Towards a common methodology for a poverty mapping in Europe: old and new Member States

Type Working Paper
Title Towards a common methodology for a poverty mapping in Europe: old and new Member States
Author(s)
Publication (Day/Month/Year)
URL http://coin.wne.uw.edu.pl/ceahb_conference/Abstracts/BalliniBettiNeri.pdf
Abstract
Poverty and inequality maps - spatial descriptions of the distribution of poverty and inequality - are most useful to policy-makers and researchers when they are finely disaggregated, i.e. when they represent small geographic units, such as cities, municipalities, regions or other administrative partitions of a country. In order to produce poverty and inequality maps, large data sets are required which include reasonable measures of income or consumption expenditure and which are representative and of sufficient size at low levels of aggregation to yield statistically reliable estimates.
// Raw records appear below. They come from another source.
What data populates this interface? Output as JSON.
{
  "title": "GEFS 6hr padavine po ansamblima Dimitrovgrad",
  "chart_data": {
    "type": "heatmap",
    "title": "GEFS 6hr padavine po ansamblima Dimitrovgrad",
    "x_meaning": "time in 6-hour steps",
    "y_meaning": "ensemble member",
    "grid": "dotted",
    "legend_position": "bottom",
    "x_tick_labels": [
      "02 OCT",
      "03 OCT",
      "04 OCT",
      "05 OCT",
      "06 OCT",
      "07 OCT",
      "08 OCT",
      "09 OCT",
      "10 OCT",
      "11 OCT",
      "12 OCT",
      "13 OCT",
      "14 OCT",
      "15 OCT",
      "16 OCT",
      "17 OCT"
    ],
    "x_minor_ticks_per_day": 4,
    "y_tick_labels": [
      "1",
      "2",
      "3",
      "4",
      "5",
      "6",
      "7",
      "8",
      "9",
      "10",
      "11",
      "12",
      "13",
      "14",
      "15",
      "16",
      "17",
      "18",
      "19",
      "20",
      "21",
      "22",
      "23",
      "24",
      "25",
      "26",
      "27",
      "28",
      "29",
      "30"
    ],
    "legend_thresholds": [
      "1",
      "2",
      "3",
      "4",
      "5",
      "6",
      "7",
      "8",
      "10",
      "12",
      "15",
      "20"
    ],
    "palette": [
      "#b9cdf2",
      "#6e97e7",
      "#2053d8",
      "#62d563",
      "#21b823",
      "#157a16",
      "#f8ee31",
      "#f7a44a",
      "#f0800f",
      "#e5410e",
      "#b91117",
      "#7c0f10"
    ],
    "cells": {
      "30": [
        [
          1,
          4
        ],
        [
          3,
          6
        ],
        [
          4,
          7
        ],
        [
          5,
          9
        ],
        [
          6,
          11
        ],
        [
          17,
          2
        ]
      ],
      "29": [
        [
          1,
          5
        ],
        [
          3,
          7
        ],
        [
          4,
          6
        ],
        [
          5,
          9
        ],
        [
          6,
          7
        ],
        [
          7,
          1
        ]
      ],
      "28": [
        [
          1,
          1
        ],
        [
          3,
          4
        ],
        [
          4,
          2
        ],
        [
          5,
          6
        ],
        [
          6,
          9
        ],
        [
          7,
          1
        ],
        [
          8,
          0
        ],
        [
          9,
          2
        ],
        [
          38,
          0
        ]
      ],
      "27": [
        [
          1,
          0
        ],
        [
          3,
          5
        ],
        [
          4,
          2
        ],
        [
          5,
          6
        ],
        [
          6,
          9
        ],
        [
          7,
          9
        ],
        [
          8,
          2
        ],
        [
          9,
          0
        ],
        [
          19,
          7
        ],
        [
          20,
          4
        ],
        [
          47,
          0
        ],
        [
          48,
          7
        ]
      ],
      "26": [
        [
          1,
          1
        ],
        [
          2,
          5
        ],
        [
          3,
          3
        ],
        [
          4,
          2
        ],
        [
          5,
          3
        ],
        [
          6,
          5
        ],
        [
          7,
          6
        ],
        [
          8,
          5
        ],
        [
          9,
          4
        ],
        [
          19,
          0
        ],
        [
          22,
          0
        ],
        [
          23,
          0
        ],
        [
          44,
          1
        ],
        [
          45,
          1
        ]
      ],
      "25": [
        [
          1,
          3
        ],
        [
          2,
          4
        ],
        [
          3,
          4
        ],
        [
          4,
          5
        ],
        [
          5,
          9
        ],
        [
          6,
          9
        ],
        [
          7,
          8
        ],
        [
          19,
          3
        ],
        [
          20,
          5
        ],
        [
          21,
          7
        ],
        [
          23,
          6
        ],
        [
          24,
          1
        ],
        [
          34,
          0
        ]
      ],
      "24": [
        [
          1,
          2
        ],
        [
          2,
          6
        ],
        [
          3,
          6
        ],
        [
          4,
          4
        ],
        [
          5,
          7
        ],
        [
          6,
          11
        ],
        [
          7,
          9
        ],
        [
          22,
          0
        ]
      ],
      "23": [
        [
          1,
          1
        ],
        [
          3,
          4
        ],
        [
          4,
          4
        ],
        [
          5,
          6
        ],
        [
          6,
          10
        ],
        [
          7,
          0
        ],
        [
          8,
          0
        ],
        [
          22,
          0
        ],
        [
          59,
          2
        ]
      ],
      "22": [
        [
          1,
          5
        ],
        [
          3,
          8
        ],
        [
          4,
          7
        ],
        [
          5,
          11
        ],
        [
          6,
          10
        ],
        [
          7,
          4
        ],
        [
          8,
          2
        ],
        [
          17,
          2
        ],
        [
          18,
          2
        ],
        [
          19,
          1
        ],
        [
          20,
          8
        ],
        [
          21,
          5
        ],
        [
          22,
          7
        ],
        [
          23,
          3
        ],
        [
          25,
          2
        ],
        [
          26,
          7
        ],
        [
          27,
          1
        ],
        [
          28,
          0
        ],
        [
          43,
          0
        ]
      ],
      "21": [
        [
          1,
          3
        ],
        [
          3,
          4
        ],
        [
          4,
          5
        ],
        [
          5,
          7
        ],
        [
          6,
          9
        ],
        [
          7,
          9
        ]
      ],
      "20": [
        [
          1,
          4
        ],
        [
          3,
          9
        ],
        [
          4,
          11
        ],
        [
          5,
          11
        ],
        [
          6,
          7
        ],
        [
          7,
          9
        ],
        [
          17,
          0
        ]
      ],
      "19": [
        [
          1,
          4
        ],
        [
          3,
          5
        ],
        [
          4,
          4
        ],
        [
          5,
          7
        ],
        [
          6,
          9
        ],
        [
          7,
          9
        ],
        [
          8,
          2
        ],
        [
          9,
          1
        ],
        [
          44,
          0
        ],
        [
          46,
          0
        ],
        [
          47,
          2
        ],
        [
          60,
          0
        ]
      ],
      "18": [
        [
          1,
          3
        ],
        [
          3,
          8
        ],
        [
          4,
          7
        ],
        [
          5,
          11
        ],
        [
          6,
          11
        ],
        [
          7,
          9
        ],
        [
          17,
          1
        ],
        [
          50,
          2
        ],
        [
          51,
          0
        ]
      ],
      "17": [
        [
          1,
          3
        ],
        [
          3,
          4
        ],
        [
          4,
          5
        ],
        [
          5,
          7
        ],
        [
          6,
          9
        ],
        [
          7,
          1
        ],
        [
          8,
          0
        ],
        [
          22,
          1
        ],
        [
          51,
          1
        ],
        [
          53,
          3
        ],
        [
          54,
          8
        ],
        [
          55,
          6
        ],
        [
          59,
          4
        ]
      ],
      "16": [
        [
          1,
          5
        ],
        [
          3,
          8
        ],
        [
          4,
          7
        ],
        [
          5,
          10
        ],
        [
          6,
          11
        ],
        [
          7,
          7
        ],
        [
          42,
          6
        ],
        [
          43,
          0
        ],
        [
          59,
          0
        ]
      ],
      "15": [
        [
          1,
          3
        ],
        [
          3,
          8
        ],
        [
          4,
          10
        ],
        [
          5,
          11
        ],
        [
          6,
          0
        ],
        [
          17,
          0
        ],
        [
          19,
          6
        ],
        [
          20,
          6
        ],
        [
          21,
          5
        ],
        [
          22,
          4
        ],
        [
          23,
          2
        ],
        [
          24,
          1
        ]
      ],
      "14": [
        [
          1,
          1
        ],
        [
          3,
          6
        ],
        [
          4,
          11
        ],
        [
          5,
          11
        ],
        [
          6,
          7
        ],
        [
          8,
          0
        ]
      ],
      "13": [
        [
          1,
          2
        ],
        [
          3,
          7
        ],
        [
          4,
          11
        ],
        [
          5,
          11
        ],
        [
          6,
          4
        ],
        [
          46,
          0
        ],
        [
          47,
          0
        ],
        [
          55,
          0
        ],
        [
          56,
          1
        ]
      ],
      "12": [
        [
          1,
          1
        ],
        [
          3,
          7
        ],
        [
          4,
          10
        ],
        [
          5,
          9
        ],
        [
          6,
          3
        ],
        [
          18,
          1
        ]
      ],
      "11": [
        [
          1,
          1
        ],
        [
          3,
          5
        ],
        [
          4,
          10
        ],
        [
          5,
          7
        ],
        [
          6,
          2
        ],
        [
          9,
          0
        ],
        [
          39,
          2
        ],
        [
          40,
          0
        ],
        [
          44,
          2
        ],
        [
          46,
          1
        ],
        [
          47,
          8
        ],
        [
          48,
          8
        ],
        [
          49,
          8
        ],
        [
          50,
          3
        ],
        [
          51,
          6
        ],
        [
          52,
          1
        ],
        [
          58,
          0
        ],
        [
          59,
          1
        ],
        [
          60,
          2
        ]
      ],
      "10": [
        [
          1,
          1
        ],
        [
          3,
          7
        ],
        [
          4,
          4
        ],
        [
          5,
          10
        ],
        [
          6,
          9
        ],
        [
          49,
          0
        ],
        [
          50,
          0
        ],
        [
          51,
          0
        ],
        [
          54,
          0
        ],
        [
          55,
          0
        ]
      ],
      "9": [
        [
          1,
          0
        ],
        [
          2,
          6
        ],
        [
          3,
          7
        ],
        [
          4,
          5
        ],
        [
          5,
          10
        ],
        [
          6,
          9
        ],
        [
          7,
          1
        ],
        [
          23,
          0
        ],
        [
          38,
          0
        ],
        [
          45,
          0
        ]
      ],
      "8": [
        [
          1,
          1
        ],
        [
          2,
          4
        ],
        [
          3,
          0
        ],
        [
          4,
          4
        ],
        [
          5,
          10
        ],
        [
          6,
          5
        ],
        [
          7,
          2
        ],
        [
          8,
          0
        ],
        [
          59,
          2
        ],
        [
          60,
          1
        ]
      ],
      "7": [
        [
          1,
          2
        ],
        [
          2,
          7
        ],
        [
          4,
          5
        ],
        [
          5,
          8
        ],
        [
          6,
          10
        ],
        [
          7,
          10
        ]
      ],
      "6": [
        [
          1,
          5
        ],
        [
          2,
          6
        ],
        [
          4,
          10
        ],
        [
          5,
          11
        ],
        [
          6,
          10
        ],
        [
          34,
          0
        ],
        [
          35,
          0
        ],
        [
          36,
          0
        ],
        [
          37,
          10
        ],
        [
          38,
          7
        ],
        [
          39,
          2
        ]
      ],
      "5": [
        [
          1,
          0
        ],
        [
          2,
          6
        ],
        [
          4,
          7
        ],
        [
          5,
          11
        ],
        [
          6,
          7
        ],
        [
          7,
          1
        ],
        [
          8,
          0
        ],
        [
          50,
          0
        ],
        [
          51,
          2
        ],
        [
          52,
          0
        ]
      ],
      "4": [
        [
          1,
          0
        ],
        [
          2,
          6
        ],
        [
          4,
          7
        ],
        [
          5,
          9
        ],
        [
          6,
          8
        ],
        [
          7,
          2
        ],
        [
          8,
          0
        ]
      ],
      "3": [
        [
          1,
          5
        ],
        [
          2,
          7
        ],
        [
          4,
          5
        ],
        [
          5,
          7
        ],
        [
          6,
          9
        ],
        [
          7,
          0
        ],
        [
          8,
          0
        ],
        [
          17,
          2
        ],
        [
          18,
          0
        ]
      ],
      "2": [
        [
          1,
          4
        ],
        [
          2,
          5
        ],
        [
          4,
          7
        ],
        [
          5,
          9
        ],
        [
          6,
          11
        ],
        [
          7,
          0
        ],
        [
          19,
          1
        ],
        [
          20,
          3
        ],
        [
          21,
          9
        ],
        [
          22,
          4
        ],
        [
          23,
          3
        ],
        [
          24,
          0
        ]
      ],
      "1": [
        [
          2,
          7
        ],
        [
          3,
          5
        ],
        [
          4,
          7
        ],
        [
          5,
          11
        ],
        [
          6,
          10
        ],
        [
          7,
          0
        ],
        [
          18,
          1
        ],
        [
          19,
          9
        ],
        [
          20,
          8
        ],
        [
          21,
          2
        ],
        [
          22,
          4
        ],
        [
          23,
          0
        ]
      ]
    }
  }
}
Household budget surveys or living standard surveys covering income and consumption normally used to calculate distributional measures are rarely of a sufficient size; whereas census or other large sample surveys big enough to allow disaggregation have little or no information regarding monetary variables.
Often the required small area estimates are based on a combination of sample surveys and administrative data. In this paper we aim at performing poverty and inequality mapping primarily using an alternative source of data: data from a Population Census, in conjunction with an intensive small scale national sample survey.